Just my view.... Please LMK if I can help in any way. I think in an case, documentation will be a significant piece of the migration solution.

bajtos commented 7 years ago

@crandmck You proposal makes sense to me. I'd like to get the first round of feedback before creating a wiki page - if there is a lot of resistance against my proposal, then I see little value in capturing this content in wiki.

crandmck commented 7 years ago

Fair enough. We'll keep initial discussion here. Here are my comments....

In general, the proposal looks good. In particular, I think keeping the existing model definition JSON/JS formats will simplify things, even if the files are in a different location in project layout.

I have a question about

how to migrate ACLs that we don't support yet

It's not clear (to me at least) which ACLs that v4 will support and which it will not.

I'm assuming that the goal for GA is to have either a tool or detailed docs for migrating every aspect of a v3 app (which you've outlined above) to v4. Although we certainly won't have this for beta 1, I think we should try to have it in place at some point before GA to ensure that migration process is as smooth as possible.

bajtos commented 7 years ago

@Setogit Could you please look into "remaining things" in this sprint?

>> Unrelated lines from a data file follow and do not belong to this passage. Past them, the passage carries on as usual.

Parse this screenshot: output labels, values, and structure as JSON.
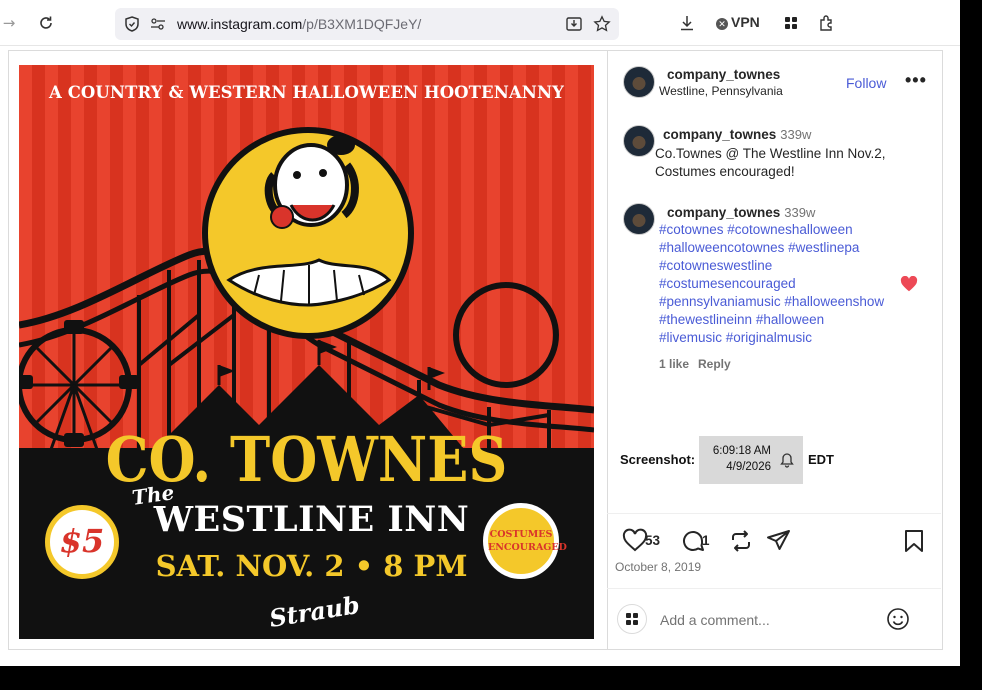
{
  "browser": {
    "url_host": "www.instagram.com",
    "url_path": "/p/B3XM1DQFJeY/",
    "vpn_label": "VPN"
  },
  "poster": {
    "tagline": "A COUNTRY & WESTERN HALLOWEEN HOOTENANNY",
    "band": "CO. TOWNES",
    "the": "The",
    "venue": "WESTLINE INN",
    "date_time": "SAT. NOV. 2 • 8 PM",
    "sponsor": "Straub",
    "price": "$5",
    "badge_line1": "COSTUMES",
    "badge_line2": "ENCOURAGED"
  },
  "post": {
    "username": "company_townes",
    "location": "Westline, Pennsylvania",
    "follow_label": "Follow",
    "more_label": "•••",
    "caption_time": "339w",
    "caption": "Co.Townes @ The Westline Inn Nov.2, Costumes encouraged!",
    "comment_time": "339w",
    "hashtags": [
      "#cotownes #cotowneshalloween",
      "#halloweencotownes #westlinepa",
      "#cotowneswestline",
      "#costumesencouraged",
      "#pennsylvaniamusic #halloweenshow",
      "#thewestlineinn #halloween",
      "#livemusic #originalmusic"
    ],
    "comment_likes": "1 like",
    "reply_label": "Reply",
    "like_count": "53",
    "comment_count": "1",
    "post_date": "October 8, 2019",
    "add_comment_placeholder": "Add a comment..."
  },
  "screenshot_overlay": {
    "label": "Screenshot:",
    "time": "6:09:18 AM",
    "date": "4/9/2026",
    "timezone": "EDT"
  },
  "colors": {
    "poster_red": "#e8432e",
    "poster_yellow": "#f4c82a",
    "link_blue": "#4a5bd6",
    "heart_red": "#ed4956"
  }
}
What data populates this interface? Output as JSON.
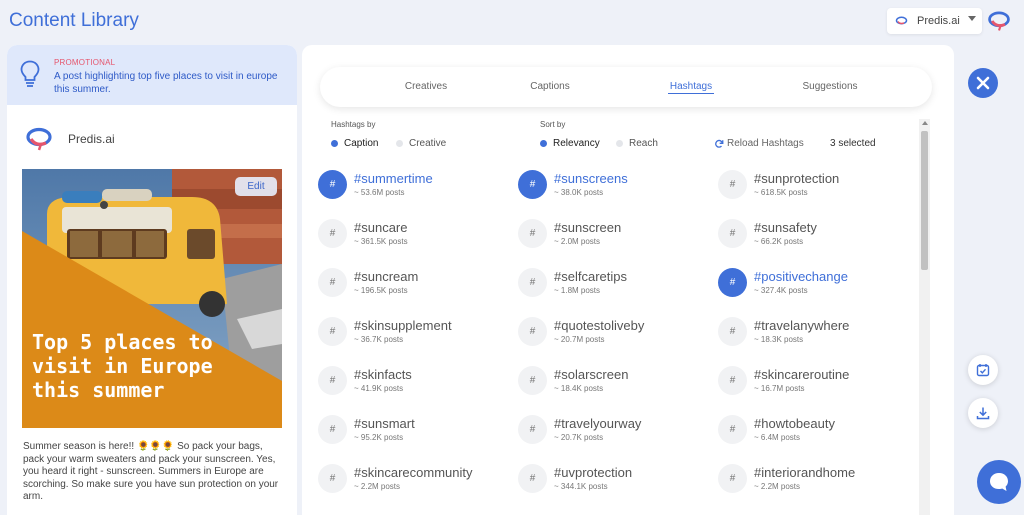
{
  "app": {
    "title": "Content Library"
  },
  "account": {
    "name": "Predis.ai"
  },
  "prompt": {
    "tag": "PROMOTIONAL",
    "text": "A post highlighting top five places to visit in europe this summer."
  },
  "post": {
    "brand": "Predis.ai",
    "headline_lines": [
      "Top 5 places to",
      "visit in Europe",
      "this summer"
    ],
    "edit_label": "Edit",
    "caption_before": "Summer season is here!! ",
    "caption_emoji": "🌻🌻🌻",
    "caption_after": " So pack your bags, pack your warm sweaters and pack your sunscreen. Yes, you heard it right - sunscreen. Summers in Europe are scorching. So make sure you have sun protection on your arm."
  },
  "tabs": [
    {
      "label": "Creatives",
      "active": false
    },
    {
      "label": "Captions",
      "active": false
    },
    {
      "label": "Hashtags",
      "active": true
    },
    {
      "label": "Suggestions",
      "active": false
    }
  ],
  "options": {
    "hashtags_by_label": "Hashtags by",
    "hashtags_by": [
      {
        "label": "Caption",
        "selected": true
      },
      {
        "label": "Creative",
        "selected": false
      }
    ],
    "sort_by_label": "Sort by",
    "sort_by": [
      {
        "label": "Relevancy",
        "selected": true
      },
      {
        "label": "Reach",
        "selected": false
      }
    ],
    "reload_label": "Reload Hashtags",
    "selected_count": "3 selected"
  },
  "hashtags": [
    {
      "tag": "#summertime",
      "posts": "~ 53.6M posts",
      "selected": true
    },
    {
      "tag": "#sunscreens",
      "posts": "~ 38.0K posts",
      "selected": true
    },
    {
      "tag": "#sunprotection",
      "posts": "~ 618.5K posts",
      "selected": false
    },
    {
      "tag": "#suncare",
      "posts": "~ 361.5K posts",
      "selected": false
    },
    {
      "tag": "#sunscreen",
      "posts": "~ 2.0M posts",
      "selected": false
    },
    {
      "tag": "#sunsafety",
      "posts": "~ 66.2K posts",
      "selected": false
    },
    {
      "tag": "#suncream",
      "posts": "~ 196.5K posts",
      "selected": false
    },
    {
      "tag": "#selfcaretips",
      "posts": "~ 1.8M posts",
      "selected": false
    },
    {
      "tag": "#positivechange",
      "posts": "~ 327.4K posts",
      "selected": true
    },
    {
      "tag": "#skinsupplement",
      "posts": "~ 36.7K posts",
      "selected": false
    },
    {
      "tag": "#quotestoliveby",
      "posts": "~ 20.7M posts",
      "selected": false
    },
    {
      "tag": "#travelanywhere",
      "posts": "~ 18.3K posts",
      "selected": false
    },
    {
      "tag": "#skinfacts",
      "posts": "~ 41.9K posts",
      "selected": false
    },
    {
      "tag": "#solarscreen",
      "posts": "~ 18.4K posts",
      "selected": false
    },
    {
      "tag": "#skincareroutine",
      "posts": "~ 16.7M posts",
      "selected": false
    },
    {
      "tag": "#sunsmart",
      "posts": "~ 95.2K posts",
      "selected": false
    },
    {
      "tag": "#travelyourway",
      "posts": "~ 20.7K posts",
      "selected": false
    },
    {
      "tag": "#howtobeauty",
      "posts": "~ 6.4M posts",
      "selected": false
    },
    {
      "tag": "#skincarecommunity",
      "posts": "~ 2.2M posts",
      "selected": false
    },
    {
      "tag": "#uvprotection",
      "posts": "~ 344.1K posts",
      "selected": false
    },
    {
      "tag": "#interiorandhome",
      "posts": "~ 2.2M posts",
      "selected": false
    }
  ],
  "hash_symbol": "#",
  "colors": {
    "accent": "#3f6fd8",
    "promo_tag": "#e6566d",
    "creative_orange": "#dc8a18",
    "promo_bg": "#dfe8fb"
  },
  "icons": [
    "lightbulb-icon",
    "predis-logo-icon",
    "caret-down-icon",
    "reload-icon",
    "close-icon",
    "calendar-check-icon",
    "download-icon",
    "chat-icon"
  ]
}
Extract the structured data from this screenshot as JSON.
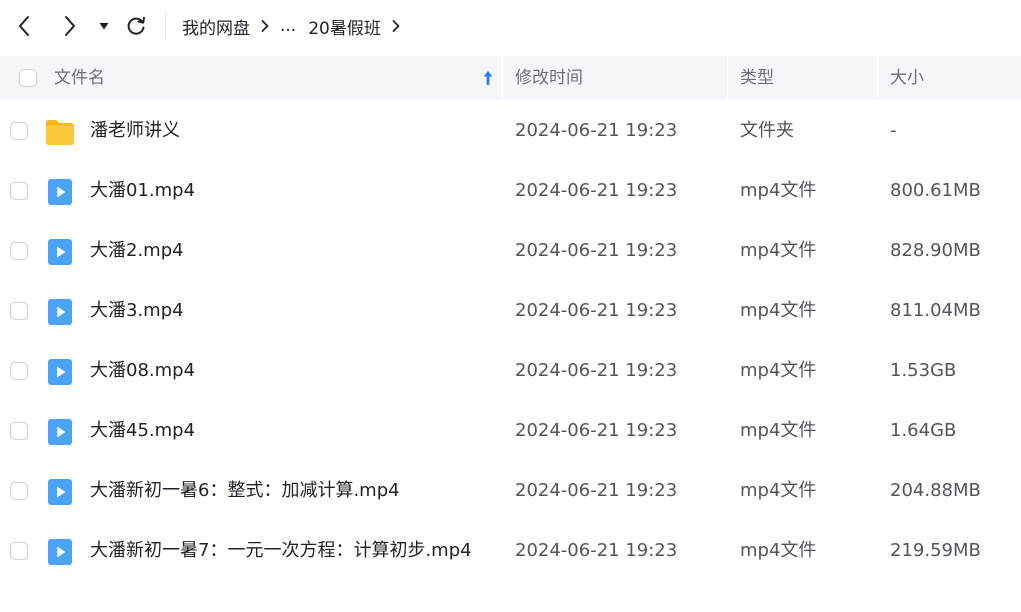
{
  "breadcrumb": {
    "root": "我的网盘",
    "ellipsis": "...",
    "current": "20暑假班"
  },
  "columns": {
    "name": "文件名",
    "modified": "修改时间",
    "type": "类型",
    "size": "大小"
  },
  "colors": {
    "folder": "#fcc83c",
    "video": "#4aa3f5",
    "header_bg": "#f5f6f9",
    "sort_arrow": "#2f7df6"
  },
  "files": [
    {
      "name": "潘老师讲义",
      "modified": "2024-06-21 19:23",
      "type": "文件夹",
      "size": "-",
      "icon": "folder-icon"
    },
    {
      "name": "大潘01.mp4",
      "modified": "2024-06-21 19:23",
      "type": "mp4文件",
      "size": "800.61MB",
      "icon": "video-file-icon"
    },
    {
      "name": "大潘2.mp4",
      "modified": "2024-06-21 19:23",
      "type": "mp4文件",
      "size": "828.90MB",
      "icon": "video-file-icon"
    },
    {
      "name": "大潘3.mp4",
      "modified": "2024-06-21 19:23",
      "type": "mp4文件",
      "size": "811.04MB",
      "icon": "video-file-icon"
    },
    {
      "name": "大潘08.mp4",
      "modified": "2024-06-21 19:23",
      "type": "mp4文件",
      "size": "1.53GB",
      "icon": "video-file-icon"
    },
    {
      "name": "大潘45.mp4",
      "modified": "2024-06-21 19:23",
      "type": "mp4文件",
      "size": "1.64GB",
      "icon": "video-file-icon"
    },
    {
      "name": "大潘新初一暑6：整式：加减计算.mp4",
      "modified": "2024-06-21 19:23",
      "type": "mp4文件",
      "size": "204.88MB",
      "icon": "video-file-icon"
    },
    {
      "name": "大潘新初一暑7：一元一次方程：计算初步.mp4",
      "modified": "2024-06-21 19:23",
      "type": "mp4文件",
      "size": "219.59MB",
      "icon": "video-file-icon"
    }
  ]
}
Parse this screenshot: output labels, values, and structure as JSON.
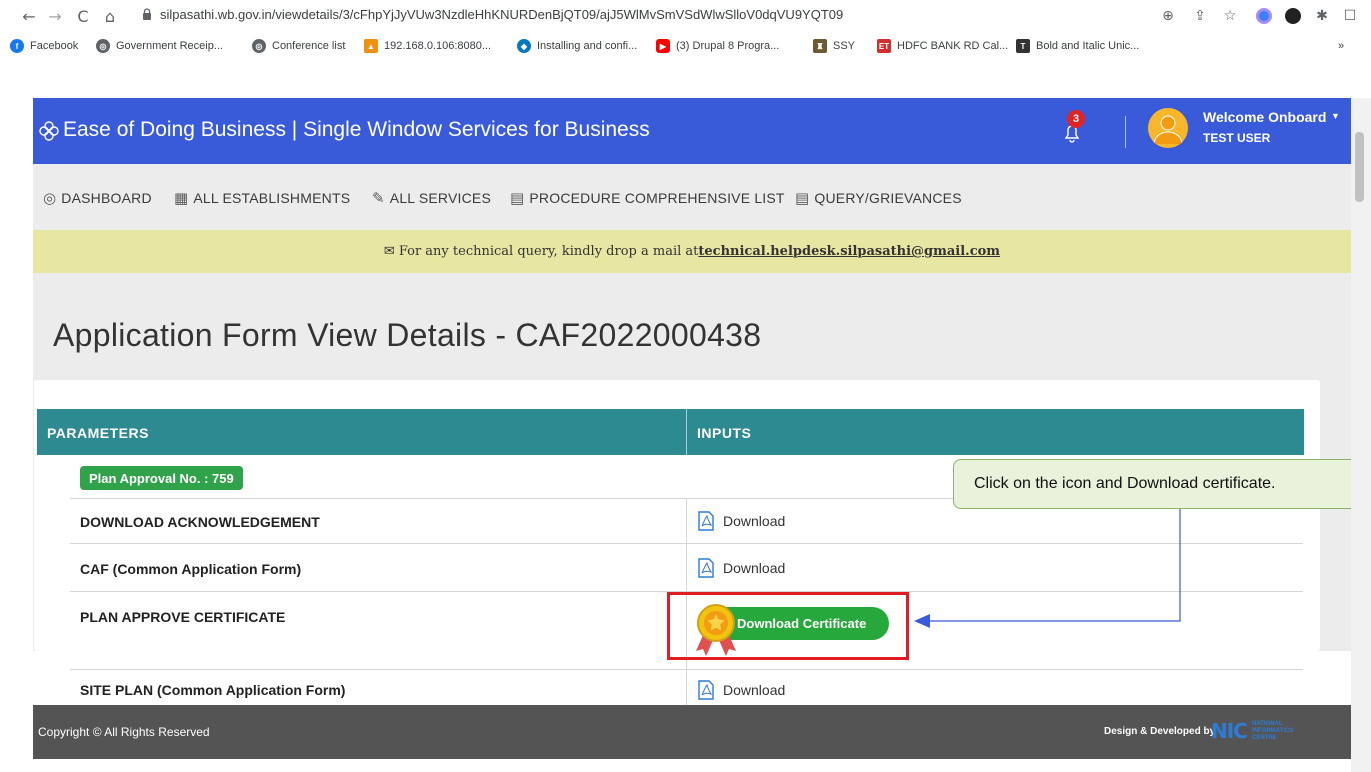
{
  "browser": {
    "url": "silpasathi.wb.gov.in/viewdetails/3/cFhpYjJyVUw3NzdleHhKNURDenBjQT09/ajJ5WlMvSmVSdWlwSlloV0dqVU9YQT09",
    "nav_back": "←",
    "nav_forward": "→",
    "nav_reload": "C",
    "nav_home": "⌂",
    "bookmarks": [
      {
        "label": "Facebook",
        "icon": "facebook-icon",
        "color": "#1877f2"
      },
      {
        "label": "Government Receip...",
        "icon": "globe-icon",
        "color": "#5f6368"
      },
      {
        "label": "Conference list",
        "icon": "globe-icon",
        "color": "#5f6368"
      },
      {
        "label": "192.168.0.106:8080...",
        "icon": "pma-icon",
        "color": "#f29111"
      },
      {
        "label": "Installing and confi...",
        "icon": "drupal-icon",
        "color": "#0678be"
      },
      {
        "label": "(3) Drupal 8 Progra...",
        "icon": "youtube-icon",
        "color": "#ff0000"
      },
      {
        "label": "SSY",
        "icon": "emblem-icon",
        "color": "#6b5b2e"
      },
      {
        "label": "HDFC BANK RD Cal...",
        "icon": "et-icon",
        "color": "#d32f2f"
      },
      {
        "label": "Bold and Italic Unic...",
        "icon": "text-icon",
        "color": "#333333"
      }
    ],
    "bookmarks_more": "»"
  },
  "header": {
    "title": "Ease of Doing Business | Single Window Services for Business",
    "notification_count": "3",
    "welcome": "Welcome Onboard",
    "user_name": "TEST USER",
    "bg_color": "#3a5bd9"
  },
  "menu": {
    "items": [
      {
        "label": "DASHBOARD",
        "icon": "dashboard-icon"
      },
      {
        "label": "ALL ESTABLISHMENTS",
        "icon": "building-icon"
      },
      {
        "label": "ALL SERVICES",
        "icon": "wrench-icon"
      },
      {
        "label": "PROCEDURE COMPREHENSIVE LIST",
        "icon": "list-icon"
      },
      {
        "label": "QUERY/GRIEVANCES",
        "icon": "list-icon"
      }
    ]
  },
  "notice": {
    "text": "For any technical query, kindly drop a mail at ",
    "email": "technical.helpdesk.silpasathi@gmail.com"
  },
  "page": {
    "title": "Application Form View Details - CAF2022000438"
  },
  "table": {
    "headers": {
      "parameters": "PARAMETERS",
      "inputs": "INPUTS"
    },
    "plan_approval": "Plan Approval No. : 759",
    "rows": [
      {
        "parameter": "DOWNLOAD ACKNOWLEDGEMENT",
        "input": "Download"
      },
      {
        "parameter": "CAF (Common Application Form)",
        "input": "Download"
      },
      {
        "parameter": "PLAN APPROVE CERTIFICATE",
        "input": "Download Certificate"
      },
      {
        "parameter": "SITE PLAN (Common Application Form)",
        "input": "Download"
      }
    ],
    "header_color": "#2d8a91"
  },
  "callout": {
    "text": "Click on the icon and Download certificate."
  },
  "footer": {
    "copyright": "Copyright © All Rights Reserved",
    "developed_by": "Design & Developed by",
    "nic_logo": "NIC",
    "nic_sub": "NATIONAL INFORMATICS CENTRE"
  }
}
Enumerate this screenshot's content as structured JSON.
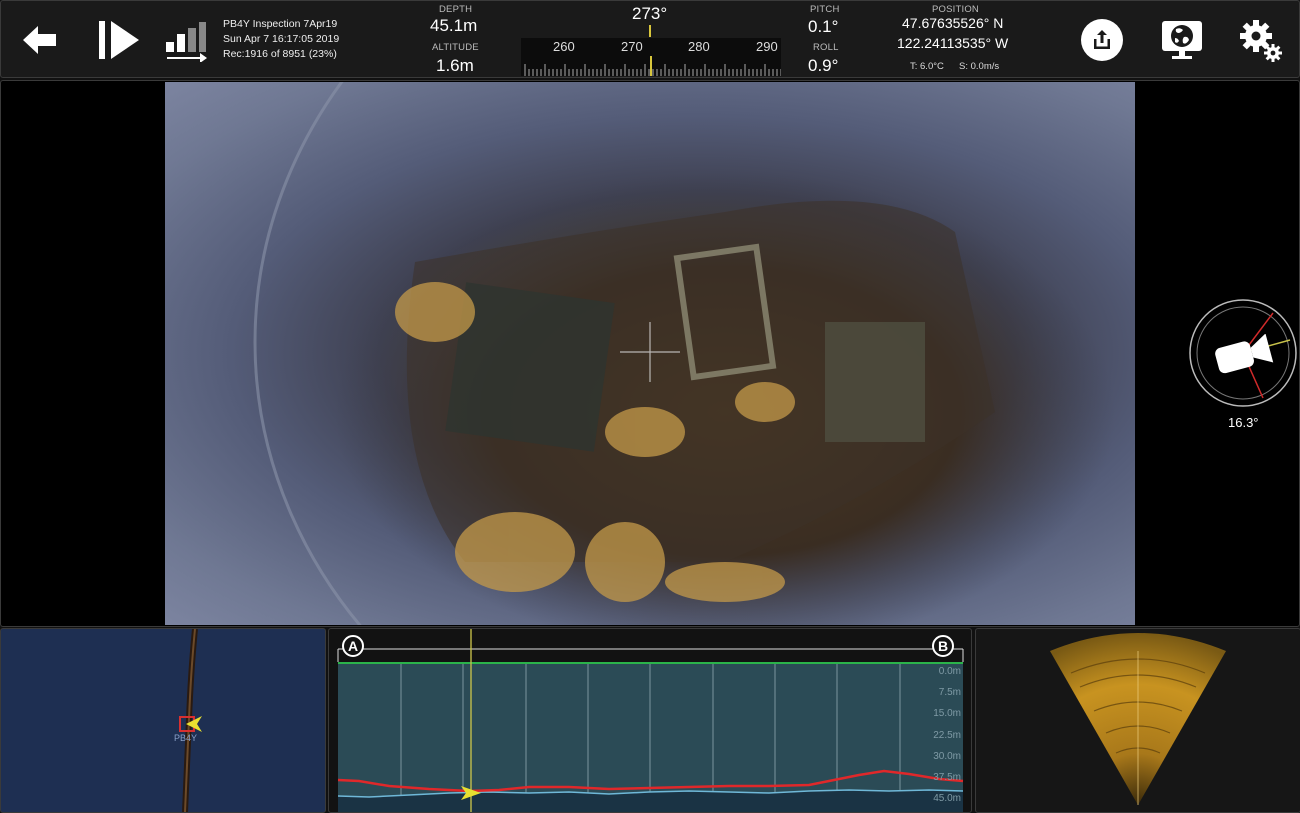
{
  "toolbar": {
    "icons": [
      "back-arrow-icon",
      "play-step-icon",
      "signal-bars-icon",
      "share-icon",
      "screen-globe-icon",
      "settings-gear-icon"
    ],
    "recording": {
      "title": "PB4Y Inspection 7Apr19",
      "datetime": "Sun Apr 7 16:17:05 2019",
      "progress": "Rec:1916 of 8951 (23%)",
      "progress_fraction": 0.23
    }
  },
  "telemetry": {
    "depth_label": "DEPTH",
    "depth_value": "45.1m",
    "altitude_label": "ALTITUDE",
    "altitude_value": "1.6m",
    "heading_value": "273°",
    "heading_ticks": [
      "260",
      "270",
      "280",
      "290"
    ],
    "pitch_label": "PITCH",
    "pitch_value": "0.1°",
    "roll_label": "ROLL",
    "roll_value": "0.9°",
    "position_label": "POSITION",
    "latitude": "47.67635526° N",
    "longitude": "122.24113535° W",
    "temperature": "T: 6.0°C",
    "speed": "S: 0.0m/s"
  },
  "camera_tilt": {
    "value": "16.3°"
  },
  "map": {
    "marker_label": "PB4Y"
  },
  "profile": {
    "start_marker": "A",
    "end_marker": "B",
    "depth_labels": [
      "0.0m",
      "7.5m",
      "15.0m",
      "22.5m",
      "30.0m",
      "37.5m",
      "45.0m"
    ]
  },
  "colors": {
    "toolbar_bg": "#1a1a1a",
    "profile_fill": "#2b4b56",
    "profile_topline": "#2bb34a",
    "depth_track": "#e0282a",
    "bottom_track": "#6fb8d8",
    "cursor": "#c8c24a",
    "map_bg": "#1e2f52",
    "sonar": "#c89320"
  }
}
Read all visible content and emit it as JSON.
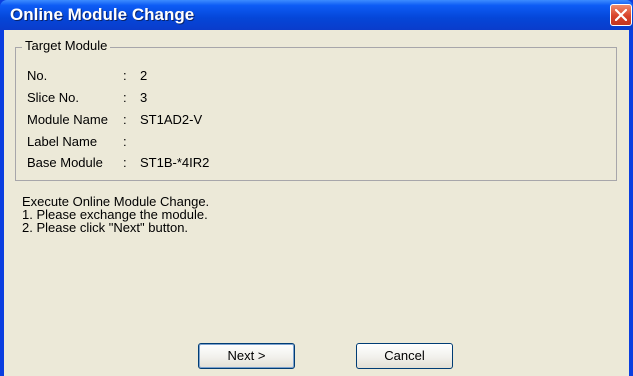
{
  "window": {
    "title": "Online Module Change"
  },
  "target_module": {
    "group_label": "Target Module",
    "fields": [
      {
        "label": "No.",
        "colon": ":",
        "value": "2"
      },
      {
        "label": "Slice No.",
        "colon": ":",
        "value": "3"
      },
      {
        "label": "Module Name",
        "colon": ":",
        "value": "ST1AD2-V"
      },
      {
        "label": "Label Name",
        "colon": ":",
        "value": ""
      },
      {
        "label": "Base Module",
        "colon": ":",
        "value": "ST1B-*4IR2"
      }
    ]
  },
  "instructions": {
    "line1": "Execute Online Module Change.",
    "line2": "1. Please exchange the module.",
    "line3": "2. Please click \"Next\" button."
  },
  "buttons": {
    "next_label": "Next >",
    "cancel_label": "Cancel"
  },
  "icons": {
    "close": "close-icon"
  },
  "colors": {
    "titlebar": "#0546d8",
    "dialog_background": "#ece9d8",
    "close_button": "#d8422a"
  }
}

Please check with @raymondfeng and @ritch the priority of these items (which are important for the initial release, which can be left for later).

Remaining things to figure out:

Possibly out of scope:

Next level

Migrate LB 3.x .json and .js files to use @loopback/repository. The generated controllers should use typed Repositories instead of juggler 3.x based Model classes.

dhmlau commented 7 years ago

@bajtos , is it considered as done?

crandmck commented 7 years ago

At a minimum, I think we need to capture some of this migration info for docs: https://github.com/strongloop/loopback-next/wiki/Migrating-from-v3-to-v4. AFAIK this hasn't been done....

bajtos commented 6 years ago

Let's close this as done as far as the Beta release goes.